Myth: Markets debase culture and art


When thinking about the difference between government action and action taken by free people trading voluntarily in markets, we find that many myths abound. Tom G. Palmer, who is Vice President for International Programs at the Atlas Economic Research Foundation, General Director of the Atlas Global Initiative for Free Trade, Peace, and Prosperity, a Senior Fellow at the Cato Institute, and Director of Cato University, has written an important paper that confronts these myths about markets. The fifteenth myth — Markets Debase Culture and Art — and Palmer’s refutation is below. The complete series of myths and responses is at Twenty Myths about Markets.

Palmer is editor of the recent book The Morality of Capitalism. He will be in Overland Park and Wichita in May speaking on the moral case for capitalism. For more information and to register for these events see The Morality of Capitalism. An eleven minute podcast of Palmer speaking on this topic is at The Morality of Capitalism.

Myth: Markets Debase Culture and Art

Myth: Art and culture are responses to the higher elements of the human soul and, as such, cannot be bought and sold like tomatoes or shirt buttons. Leaving art to the market is like leaving religion to the market, a betrayal of the inherent dignity of art, as of religion. Moreover, as art and culture are opened more and more to competition on international markets, the result is their debasement, as traditional forms are abandoned in the pursuit of the almighty dollar or euro.

Tom G. Palmer: Most art has been and is produced for the market. Indeed, the history of art is largely the history of innovation through the market in response to new technologies, new philosophies, new tastes, and new forms of spirituality. Art, culture, and the market have been intimately connected for many centuries. Musicians charge fees for people to attend their concerts, just as vegetable mongers charge for tomatoes or tailors charge to replace buttons on suits. In fact, the creation of wider markets for music, film, and other forms of art by the creation of records, cassettes, CDs, DVDs, and now iTunes and mp3 files allows more and more people to be exposed to more and more varied art, and for artists to create more artistic experiences, to create more hybrid forms of art, and to earn more income. Unsurprisingly, most of the art produced in any given year won’t stand the test of time; that creates a false perspective on the part of those who condemn contemporary art as “trashy,” in comparison to the great works of the past; what they are comparing are the best works winnowed out from hundreds of years of production to the mass of works produced in the past year. Had they included all of the works that did not stand the test of time and were not remembered, the comparison would probably look quite different.

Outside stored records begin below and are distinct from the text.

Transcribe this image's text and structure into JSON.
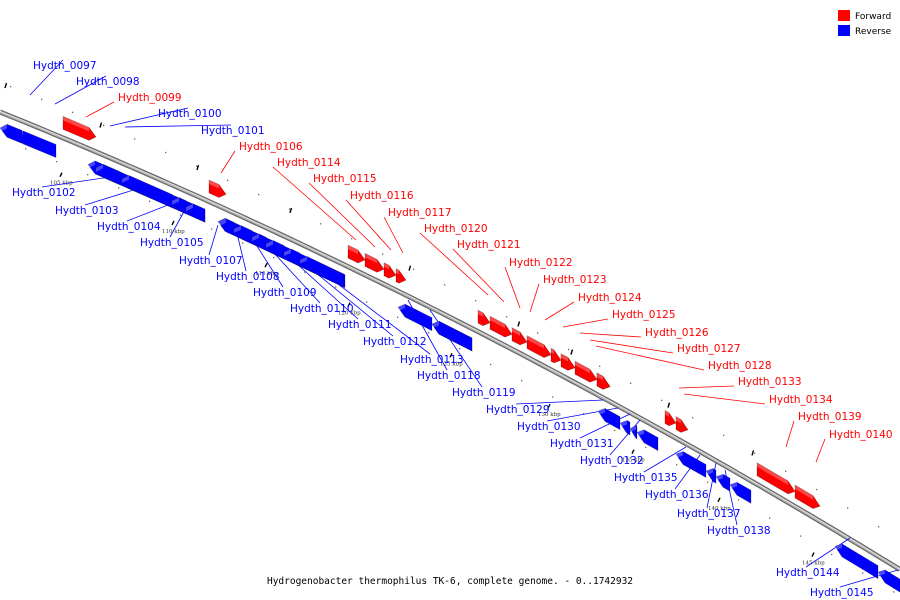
{
  "title": "Hydrogenobacter thermophilus TK-6, complete genome. - 0..1742932",
  "colors": {
    "forward": "#ff0000",
    "reverse": "#0000ff",
    "backbone": "#8c8c8c"
  },
  "legend": [
    {
      "key": "forward",
      "label": "Forward"
    },
    {
      "key": "reverse",
      "label": "Reverse"
    }
  ],
  "ticks": [
    "105 kbp",
    "110 kbp",
    "115 kbp",
    "120 kbp",
    "125 kbp",
    "130 kbp",
    "135 kbp",
    "140 kbp",
    "145 kbp"
  ],
  "genes": [
    {
      "id": "Hydth_0097",
      "strand": "reverse"
    },
    {
      "id": "Hydth_0098",
      "strand": "reverse"
    },
    {
      "id": "Hydth_0099",
      "strand": "forward"
    },
    {
      "id": "Hydth_0100",
      "strand": "reverse"
    },
    {
      "id": "Hydth_0101",
      "strand": "reverse"
    },
    {
      "id": "Hydth_0102",
      "strand": "reverse"
    },
    {
      "id": "Hydth_0103",
      "strand": "reverse"
    },
    {
      "id": "Hydth_0104",
      "strand": "reverse"
    },
    {
      "id": "Hydth_0105",
      "strand": "reverse"
    },
    {
      "id": "Hydth_0106",
      "strand": "forward"
    },
    {
      "id": "Hydth_0107",
      "strand": "reverse"
    },
    {
      "id": "Hydth_0108",
      "strand": "reverse"
    },
    {
      "id": "Hydth_0109",
      "strand": "reverse"
    },
    {
      "id": "Hydth_0110",
      "strand": "reverse"
    },
    {
      "id": "Hydth_0111",
      "strand": "reverse"
    },
    {
      "id": "Hydth_0112",
      "strand": "reverse"
    },
    {
      "id": "Hydth_0113",
      "strand": "reverse"
    },
    {
      "id": "Hydth_0114",
      "strand": "forward"
    },
    {
      "id": "Hydth_0115",
      "strand": "forward"
    },
    {
      "id": "Hydth_0116",
      "strand": "forward"
    },
    {
      "id": "Hydth_0117",
      "strand": "forward"
    },
    {
      "id": "Hydth_0118",
      "strand": "reverse"
    },
    {
      "id": "Hydth_0119",
      "strand": "reverse"
    },
    {
      "id": "Hydth_0120",
      "strand": "forward"
    },
    {
      "id": "Hydth_0121",
      "strand": "forward"
    },
    {
      "id": "Hydth_0122",
      "strand": "forward"
    },
    {
      "id": "Hydth_0123",
      "strand": "forward"
    },
    {
      "id": "Hydth_0124",
      "strand": "forward"
    },
    {
      "id": "Hydth_0125",
      "strand": "forward"
    },
    {
      "id": "Hydth_0126",
      "strand": "forward"
    },
    {
      "id": "Hydth_0127",
      "strand": "forward"
    },
    {
      "id": "Hydth_0128",
      "strand": "forward"
    },
    {
      "id": "Hydth_0129",
      "strand": "reverse"
    },
    {
      "id": "Hydth_0130",
      "strand": "reverse"
    },
    {
      "id": "Hydth_0131",
      "strand": "reverse"
    },
    {
      "id": "Hydth_0132",
      "strand": "reverse"
    },
    {
      "id": "Hydth_0133",
      "strand": "forward"
    },
    {
      "id": "Hydth_0134",
      "strand": "forward"
    },
    {
      "id": "Hydth_0135",
      "strand": "reverse"
    },
    {
      "id": "Hydth_0136",
      "strand": "reverse"
    },
    {
      "id": "Hydth_0137",
      "strand": "reverse"
    },
    {
      "id": "Hydth_0138",
      "strand": "reverse"
    },
    {
      "id": "Hydth_0139",
      "strand": "forward"
    },
    {
      "id": "Hydth_0140",
      "strand": "forward"
    },
    {
      "id": "Hydth_0144",
      "strand": "reverse"
    },
    {
      "id": "Hydth_0145",
      "strand": "reverse"
    }
  ]
}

What accounts for the survival of the best is precisely the competitive process of markets for art. Comparing the entirety of contemporary artistic production with the very best of the best from past centuries is not the only error people make when evaluating markets for art. Another error common to observers from wealthy societies who visit poor societies is the confusion of the poverty of poor societies with their cultures. When wealthy visitors see people in countries that are poor-but-growing-economically using cell phones and flipping open laptops, they complain that their visit is not as “authentic” as the last one. As people become richer through market interactions made possible by increasing liberalization or globalization, such as the introduction of cell telephony, antiglobalization activists from rich countries complain that the poor are being “robbed” of their culture. But why equate culture with poverty? The Japanese went from poverty to wealth and it would be hard to argue that they are any less Japanese as a result. In fact, their greater wealth has made possible the spread of awareness of Japanese culture around the world. In India, as incomes are rising, the fashion industry is responding by turning to traditional forms of attire, such as the sari, and adapting, updating, and applying to it aesthetic criteria of beauty and form. The very small country of Iceland has managed to maintain a high literary culture and their own theater and movie industry because per capita incomes are quite high, allowing them to dedicate their wealth to perpetuating and developing their culture.

Finally, although religious belief is not “for sale,” free societies do leave religion to the same principles — equal rights and freedom of choice — as those at the foundation of the free market. Churches, mosques, synagogues, and temples compete with each other for adherents and for support. Unsurprisingly, those European countries that provide official state support of churches tend to have very low church participation, whereas countries without state support of religion tend to have higher levels of church participation. The reason is not so hard to understand: churches that have to compete for membership and support have to provide services — sacramental, spiritual, and communal — to members, and that greater attention to the needs of the membership tends to create more religiosity and participation. Indeed, that’s why the official established state church of Sweden lobbied to be disestablished in the year 2000; as an unresponsive part of the state bureaucracy, the church was losing connection with its members and potential members and was, in effect, dying.

There is no contradiction between the market and art and culture. Market exchange is not the same as artistic experience or cultural enrichment, but it is a helpful vehicle for advancing both.